Provided by Stefanie
Categories Greens
Time 12m
Yield 4 serving(s)
Number Of Ingredients 11
Steps:
- To make the shrimp salad: toss shrimp with 3 teaspoons olive oil and 1 teaspoon lime juice in a large bowl to coat. Sprinkle with salt and pepper. Heat a heavy large non stick skillet over medium high heat. Saute shrimp untill they are just cooked through or pink, about 1 1/2 minutes per side. Cool completely. Cut shrimp into small cubes.
- To make the parsley sauce: Blend the parsley, sour cream, yogurt, and remaining lime juice in a food processor until the parsley is finely chopped . Season the sauce, to taste with salt and pepper.
- Toss shrimp with chives, tarragon, capers, and remaining 2 teaspoons of olive oil in a large bowl. season the salad, to taste with salt and pepper. And then place on the endive leaves.
Nutrition Facts : Calories 242.4, Fat 10.1, SaturatedFat 2.5, Cholesterol 142.2, Sodium 336.4, Carbohydrate 16.3, Fiber 8.7, Sugar 3.7, Protein 23.9
SEARED SHRIMP WITH LEMON AND GARLIC
All you need are four ingredients-large shrimp, extra-virgin olive oil, lemons, and garlic-to make this flavorful appetizer. This versatile dish is equally delicious served piping hot or at room temperature.

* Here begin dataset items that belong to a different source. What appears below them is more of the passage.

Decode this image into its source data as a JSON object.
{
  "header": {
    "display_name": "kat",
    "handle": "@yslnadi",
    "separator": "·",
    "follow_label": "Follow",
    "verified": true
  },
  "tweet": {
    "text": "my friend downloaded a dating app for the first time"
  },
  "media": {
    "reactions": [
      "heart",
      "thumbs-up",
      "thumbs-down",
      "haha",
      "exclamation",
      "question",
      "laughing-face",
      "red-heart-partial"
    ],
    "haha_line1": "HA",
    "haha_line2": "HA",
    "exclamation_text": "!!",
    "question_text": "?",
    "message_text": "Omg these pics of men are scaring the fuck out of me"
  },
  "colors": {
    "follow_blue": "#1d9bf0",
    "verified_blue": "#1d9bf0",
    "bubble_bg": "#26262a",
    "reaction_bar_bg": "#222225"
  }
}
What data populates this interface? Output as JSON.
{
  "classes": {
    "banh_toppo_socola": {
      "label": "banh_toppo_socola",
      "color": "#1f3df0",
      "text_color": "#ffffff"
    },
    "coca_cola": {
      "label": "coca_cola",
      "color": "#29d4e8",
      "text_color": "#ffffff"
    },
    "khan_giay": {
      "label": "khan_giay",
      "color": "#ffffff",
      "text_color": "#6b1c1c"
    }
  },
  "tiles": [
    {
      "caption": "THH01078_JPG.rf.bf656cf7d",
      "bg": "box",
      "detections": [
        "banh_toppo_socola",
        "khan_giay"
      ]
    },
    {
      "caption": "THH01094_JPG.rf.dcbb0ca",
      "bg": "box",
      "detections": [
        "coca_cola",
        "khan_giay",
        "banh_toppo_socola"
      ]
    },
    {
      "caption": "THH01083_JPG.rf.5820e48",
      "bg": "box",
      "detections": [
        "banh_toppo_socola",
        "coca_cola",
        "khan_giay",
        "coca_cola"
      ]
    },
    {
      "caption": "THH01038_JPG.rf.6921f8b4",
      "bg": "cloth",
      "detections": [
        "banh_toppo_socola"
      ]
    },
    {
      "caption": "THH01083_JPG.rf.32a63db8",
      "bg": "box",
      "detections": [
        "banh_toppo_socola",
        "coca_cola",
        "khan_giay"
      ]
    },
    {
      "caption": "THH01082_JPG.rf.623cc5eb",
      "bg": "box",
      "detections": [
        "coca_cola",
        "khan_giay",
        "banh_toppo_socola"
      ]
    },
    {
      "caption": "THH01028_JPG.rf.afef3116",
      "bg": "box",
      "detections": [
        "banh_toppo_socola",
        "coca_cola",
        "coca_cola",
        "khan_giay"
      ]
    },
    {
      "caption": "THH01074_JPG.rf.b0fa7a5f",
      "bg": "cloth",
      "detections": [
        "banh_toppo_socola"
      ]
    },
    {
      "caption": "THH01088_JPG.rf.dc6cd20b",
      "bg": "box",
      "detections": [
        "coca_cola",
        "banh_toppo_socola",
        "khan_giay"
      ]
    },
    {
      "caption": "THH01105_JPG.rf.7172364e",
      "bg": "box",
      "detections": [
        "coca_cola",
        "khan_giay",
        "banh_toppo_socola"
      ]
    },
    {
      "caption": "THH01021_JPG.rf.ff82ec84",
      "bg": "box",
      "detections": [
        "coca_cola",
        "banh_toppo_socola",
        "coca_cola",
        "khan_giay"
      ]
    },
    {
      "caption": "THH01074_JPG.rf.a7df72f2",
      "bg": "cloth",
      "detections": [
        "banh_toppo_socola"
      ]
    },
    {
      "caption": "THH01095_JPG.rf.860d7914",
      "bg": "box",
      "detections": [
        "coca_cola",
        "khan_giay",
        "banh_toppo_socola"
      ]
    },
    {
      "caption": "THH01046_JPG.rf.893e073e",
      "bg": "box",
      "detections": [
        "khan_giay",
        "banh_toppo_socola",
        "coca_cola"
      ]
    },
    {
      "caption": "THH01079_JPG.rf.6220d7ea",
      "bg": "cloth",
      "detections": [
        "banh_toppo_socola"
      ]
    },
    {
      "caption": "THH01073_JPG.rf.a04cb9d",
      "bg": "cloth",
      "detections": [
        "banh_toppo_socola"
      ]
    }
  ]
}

Provided by Martha Stewart
Categories Food & Cooking Appetizers
Number Of Ingredients 6
Steps:
- Finely grate zest of 3 lemons. Juice all 4 lemons; strain juice, and set aside. Place shrimp in a large bowl; add lemon zest, garlic, and 1/4 cup olive oil; toss well to coat evenly. Season with salt and pepper.
- Heat a large saute pan over medium heat. Add 1 tablespoon olive oil, and heat until oil is hot but not smoking. Working in batches, arrange a single layer of shrimp in pan, being careful not to overcrowd pan. Cook until underside is golden brown, 45 to 60 seconds. Turn over, and continue cooking until other side is golden brown and shrimp is cooked through, about 1 minute. Transfer to a large serving platter. Deglaze pan with 1 1/2 tablespoons reserved lemon juice, stirring up any browned bits with a wooden spoon, and pour pan sauce over shrimp. Cover loosely with foil while repeating process with remaining batches, adding 1 tablespoon oil each time.
Tips:
- Choose the freshest shrimp possible. Look for shrimp that are firm and have a slightly translucent appearance. Avoid shrimp that are discolored or have a strong odor.
- Properly devein the shrimp. To devein shrimp, use a sharp knife to make a shallow incision along the back of the shrimp, from the head to the tail. Remove the dark vein that runs through the center of the shrimp.
- Cook the shrimp until they are just opaque. Overcooked shrimp will be tough and rubbery. Cook shrimp for 2-3 minutes per side, or until they are pink and opaque.
- Use fresh herbs and spices. Fresh herbs and spices will give your shrimp dish the best flavor. If you don't have fresh herbs on hand, you can use dried herbs, but use half the amount.
- Don't overcrowd the pan. When cooking shrimp, it's important to not overcrowd the pan. This will prevent the shrimp from cooking evenly.
- Serve the shrimp immediately. Shrimp is best served immediately after it is cooked. This will ensure that the shrimp is hot and juicy.
Conclusion:
Seared shrimp in endive leaves with parsley sauce is a delicious and elegant dish that is perfect for a special occasion. The shrimp are cooked to perfection and the parsley sauce is light and flavorful. This dish is sure to impress your guests.